ArCHer: Training Language Model Agents via Hierarchical Multi-Turn RL
- URL: http://arxiv.org/abs/2402.19446v1
- Date: Thu, 29 Feb 2024 18:45:56 GMT
- Title: ArCHer: Training Language Model Agents via Hierarchical Multi-Turn RL
- Authors: Yifei Zhou, Andrea Zanette, Jiayi Pan, Sergey Levine, Aviral Kumar
- Abstract summary: We develop a framework for building multi-turn RL algorithms for fine-tuning large language models.
Our framework adopts a hierarchical RL approach and runs two RL algorithms in parallel.
Empirically, we find that ArCHer significantly improves efficiency and performance on agent tasks.
- Score: 80.10358123795946
- License: http://creativecommons.org/licenses/by/4.0/
- Abstract: A broad use case of large language models (LLMs) is in goal-directed
decision-making tasks (or "agent" tasks), where an LLM needs to not just
generate completions for a given prompt, but rather make intelligent decisions
over a multi-turn interaction to accomplish a task (e.g., when interacting with
the web, using tools, or providing customer support). Reinforcement learning
(RL) provides a general paradigm to address such agent tasks, but current RL
methods for LLMs largely focus on optimizing single-turn rewards. By
construction, most single-turn RL methods cannot endow LLMs with the ability to
intelligently seek information over multiple turns, perform credit assignment,
or reason about their past actions -- all of which are critical in agent tasks.
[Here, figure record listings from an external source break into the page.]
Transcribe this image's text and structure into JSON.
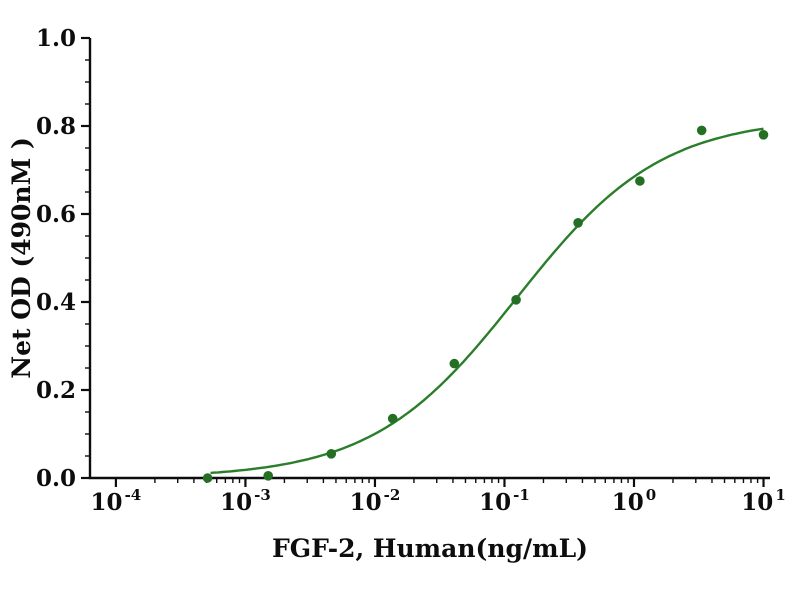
{
  "chart_data": {
    "type": "scatter",
    "title": "",
    "xlabel": "FGF-2, Human(ng/mL)",
    "ylabel": "Net OD (490nM )",
    "x_scale": "log",
    "xlim": [
      0.0001,
      10
    ],
    "ylim": [
      0.0,
      1.0
    ],
    "grid": false,
    "legend": "none",
    "x": [
      0.00051,
      0.0015,
      0.0046,
      0.0137,
      0.041,
      0.123,
      0.37,
      1.11,
      3.33,
      10
    ],
    "y": [
      0.0,
      0.005,
      0.055,
      0.135,
      0.26,
      0.405,
      0.58,
      0.675,
      0.79,
      0.78
    ],
    "y_major_values": [
      0.0,
      0.2,
      0.4,
      0.6,
      0.8,
      1.0
    ],
    "y_major_ticks": [
      "0.0",
      "0.2",
      "0.4",
      "0.6",
      "0.8",
      "1.0"
    ],
    "y_minor_step": 0.05,
    "x_major_exponents": [
      -4,
      -3,
      -2,
      -1,
      0,
      1
    ],
    "x_major_ticks": [
      {
        "base": "10",
        "exp": "-4"
      },
      {
        "base": "10",
        "exp": "-3"
      },
      {
        "base": "10",
        "exp": "-2"
      },
      {
        "base": "10",
        "exp": "-1"
      },
      {
        "base": "10",
        "exp": "0"
      },
      {
        "base": "10",
        "exp": "1"
      }
    ],
    "fit_curve": {
      "model": "4PL",
      "bottom": 0.0,
      "top": 0.82,
      "ec50": 0.125,
      "hill": 0.78
    },
    "colors": {
      "curve": "#2a7e2a",
      "points": "#256f25",
      "axis": "#0d0d0d",
      "background": "#ffffff"
    }
  }
}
This raises the question: how can we design effective and efficient multi-turn
RL algorithms for LLMs? In this paper, we develop a framework for building
multi-turn RL algorithms for fine-tuning LLMs, that preserves the flexibility
of existing single-turn RL methods for LLMs (e.g., proximal policy
optimization), while accommodating multiple turns, long horizons, and delayed
rewards effectively. To do this, our framework adopts a hierarchical RL
approach and runs two RL algorithms in parallel: a high-level off-policy
value-based RL algorithm to aggregate reward over utterances, and a low-level
RL algorithm that utilizes this high-level value function to train a token
policy within each utterance or turn. Our hierarchical framework, Actor-Critic
Framework with a Hierarchical Structure (ArCHer), can also give rise to other
RL methods. Empirically, we find that ArCHer significantly improves efficiency
and performance on agent tasks, attaining a sample efficiency of about 100x
over existing methods, while also improving with larger model capacity (upto
the 7 billion scale that we tested on).